Dans cette optique, un enfant né en décembre 2021 pourrait théoriquement avoir soufflé deux bougies dès janvier 2022 ! Néanmoins, si le système de calcul de l’âge coréen provient de Chine et de différentes régions d’Asie, la Corée du Sud est le dernier pays d’Asie à l’employer (la Corée du Nord aurait abandonné le système en 1982). C’est que cette méthode ancestrale, gravée dans les moeurs, génère de nombreux problèmes.
Le 3 janvier 2019, le député sud-coréen Hwang Ju Hong, issu du Parti pour la Démocratie et la Paix, soumettait déjà une proposition de réforme à l’Assemblée nationale, en vue d’établir une loi garantissant la reconnaissance de l’âge international dans les documents officiels et l’utilisation immédiate de ce système.

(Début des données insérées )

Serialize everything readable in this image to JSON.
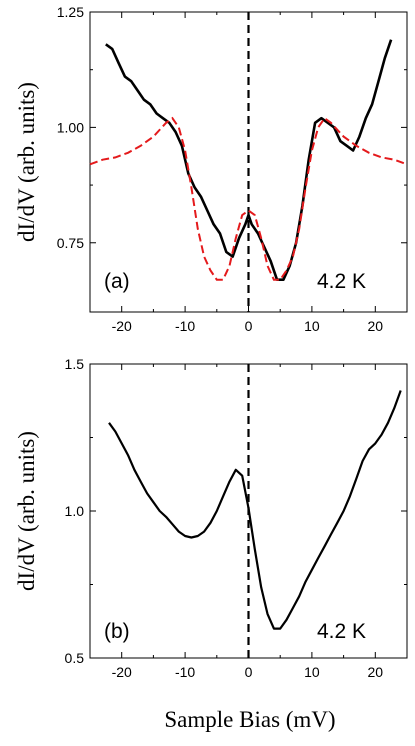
{
  "figure": {
    "xlabel": "Sample Bias (mV)"
  },
  "colors": {
    "data": "#000000",
    "fit": "#e41a1c",
    "zero_line": "#000000"
  },
  "chart_data": [
    {
      "type": "line",
      "panel_label": "(a)",
      "temperature_label": "4.2 K",
      "xlabel": "",
      "ylabel": "dI/dV (arb. units)",
      "xlim": [
        -25,
        25
      ],
      "ylim": [
        0.6,
        1.25
      ],
      "xticks": [
        -20,
        -10,
        0,
        10,
        20
      ],
      "yticks": [
        0.75,
        1.0,
        1.25
      ],
      "ytick_labels": [
        "0.75",
        "1.00",
        "1.25"
      ],
      "zero_line_x": 0,
      "series": [
        {
          "style": "solid",
          "x": [
            -22.5,
            -21.5,
            -20.5,
            -19.5,
            -18.5,
            -17.5,
            -16.5,
            -15.5,
            -14.5,
            -13.5,
            -12.5,
            -11.5,
            -10.5,
            -9.5,
            -8.5,
            -7.5,
            -6.5,
            -5.5,
            -4.5,
            -3.5,
            -2.5,
            -1.5,
            -0.5,
            0.0,
            0.5,
            1.5,
            2.5,
            3.5,
            4.5,
            5.5,
            6.5,
            7.5,
            8.5,
            9.5,
            10.5,
            11.5,
            12.5,
            13.5,
            14.5,
            15.5,
            16.5,
            17.5,
            18.5,
            19.5,
            20.5,
            21.5,
            22.5
          ],
          "y": [
            1.18,
            1.17,
            1.14,
            1.11,
            1.1,
            1.08,
            1.06,
            1.05,
            1.03,
            1.02,
            1.01,
            0.99,
            0.96,
            0.9,
            0.87,
            0.85,
            0.82,
            0.79,
            0.77,
            0.73,
            0.72,
            0.76,
            0.79,
            0.81,
            0.79,
            0.77,
            0.74,
            0.71,
            0.67,
            0.67,
            0.7,
            0.75,
            0.83,
            0.93,
            1.01,
            1.02,
            1.01,
            1.0,
            0.97,
            0.96,
            0.95,
            0.98,
            1.02,
            1.05,
            1.1,
            1.15,
            1.19
          ]
        },
        {
          "style": "dashed",
          "x": [
            -25,
            -23,
            -21,
            -19,
            -17,
            -15,
            -13,
            -12,
            -11,
            -10,
            -9,
            -8,
            -7,
            -6,
            -5,
            -4,
            -3,
            -2,
            -1,
            0,
            1,
            2,
            3,
            4,
            5,
            6,
            7,
            8,
            9,
            10,
            11,
            12,
            13,
            15,
            17,
            19,
            21,
            23,
            25
          ],
          "y": [
            0.92,
            0.93,
            0.935,
            0.945,
            0.96,
            0.98,
            1.01,
            1.02,
            1.0,
            0.95,
            0.87,
            0.78,
            0.72,
            0.69,
            0.67,
            0.67,
            0.7,
            0.76,
            0.81,
            0.82,
            0.81,
            0.76,
            0.7,
            0.67,
            0.67,
            0.69,
            0.72,
            0.78,
            0.87,
            0.95,
            1.0,
            1.02,
            1.01,
            0.98,
            0.96,
            0.945,
            0.935,
            0.93,
            0.92
          ]
        }
      ]
    },
    {
      "type": "line",
      "panel_label": "(b)",
      "temperature_label": "4.2 K",
      "xlabel": "",
      "ylabel": "dI/dV (arb. units)",
      "xlim": [
        -25,
        25
      ],
      "ylim": [
        0.5,
        1.5
      ],
      "xticks": [
        -20,
        -10,
        0,
        10,
        20
      ],
      "yticks": [
        0.5,
        1.0,
        1.5
      ],
      "ytick_labels": [
        "0.5",
        "1.0",
        "1.5"
      ],
      "zero_line_x": 0,
      "series": [
        {
          "style": "solid",
          "x": [
            -22,
            -21,
            -20,
            -19,
            -18,
            -17,
            -16,
            -15,
            -14,
            -13,
            -12,
            -11,
            -10,
            -9,
            -8,
            -7,
            -6,
            -5,
            -4,
            -3,
            -2,
            -1,
            0,
            1,
            2,
            3,
            4,
            5,
            6,
            7,
            8,
            9,
            10,
            11,
            12,
            13,
            14,
            15,
            16,
            17,
            18,
            19,
            20,
            21,
            22,
            23,
            24
          ],
          "y": [
            1.3,
            1.27,
            1.23,
            1.19,
            1.14,
            1.1,
            1.06,
            1.03,
            1.0,
            0.98,
            0.955,
            0.93,
            0.915,
            0.91,
            0.915,
            0.93,
            0.96,
            1.0,
            1.05,
            1.1,
            1.14,
            1.12,
            1.01,
            0.87,
            0.74,
            0.65,
            0.6,
            0.6,
            0.63,
            0.67,
            0.71,
            0.76,
            0.8,
            0.84,
            0.88,
            0.92,
            0.96,
            1.0,
            1.05,
            1.11,
            1.17,
            1.21,
            1.23,
            1.26,
            1.3,
            1.35,
            1.41
          ]
        }
      ]
    }
  ]
}
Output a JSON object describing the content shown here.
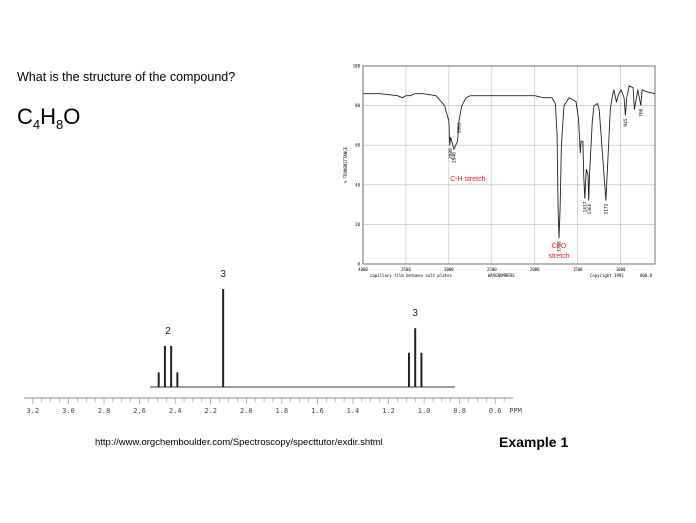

Cité dans un article d’Insider, il soutenait aussi l’utilisation quotidienne de cette méthode de calcul, soulignant les effets négatifs du système du Hanguk-nai, notamment « le gaspillage de coûts administratifs inutiles, la confusion dans l’échange d’informations en raison de la différence avec d’autres pays et le conflit dû à la promotion d’une culture* de hiérarchie basée sur l’âge et l’évitement de certains mois pour l’accouchement ».
De fait, une partie de la population réprouve cette méthode ancestrale, pointant les inconvénients économiques et sociaux. Un récent article du magazine GEO raconte que certains parents sud-coréens auraient essayé de tromper le système d’enregistrement des naissances, par crainte de voir leur bébé de décembre désavantagé à la crèche ou à l’école.
En outre, les autorités sanitaires sud-coréennes ont utilisé durant la pandémie de Covid-19 l’âge international et l’âge coréen de manière interchangeable pour définir la tranche d’âge d’éligibilité au vaccin, source de confusions. Se pose également la question de l’âge du départ à la retraite.
De l’importance de l’âge
Le projet de réforme de 2019 n’a pas abouti et bien qu’il ait été suivi d’une nouvelle proposition similaire en 2021, la loi n’a jamais été promulguée.
Par la suite, Lee Yong-ho, chef du comité de transition du Président élu, a déclaré récemment sa volonté de normaliser la façon dont l’âge est compté afin d’aligner la Corée du Sud sur le reste du monde et d’éviter les confusions persistantes ainsi que les complexités administratives… Mais la mise en oeuvre du projet reste sujette à controverses : en Corée du Sud, les traditions ont la peau dure.
En effet, dans une société hautement hiérarchisée en fonction de l’âge, ce dernier n’est pas simplement un chiffre. « Pour les Sud-Coréens, déterminer si quelqu’un est plus âgé ou non est plus important que de trouver son nom dans un contexte social. C’est essentiel pour savoir comment s’adresser à cette personne et le titre honorifique qui lui est requis », expliquait à la
BBC Shin Ji-Yong, professeur au département de langue et littérature coréennes de l’université de Corée. En outre, Jang Yoo-Seung, chercheur principal au Centre de recherche sur les études orientales de l’université Dankook, insistait sur le symbole de tradition que représente l’âge coréen, pointant les risques pour la Corée « d’abandonner sa singularité et sa culture et de devenir plus monotones ».
Les deux chercheurs s’accordent ainsi pour dire que, même si l’âge international venait à être adopté grâce à la proposition du président sudcoréen, il est très improbable que les Sud-Coréens cessent aussitôt d’utiliser leur « âge coréen ».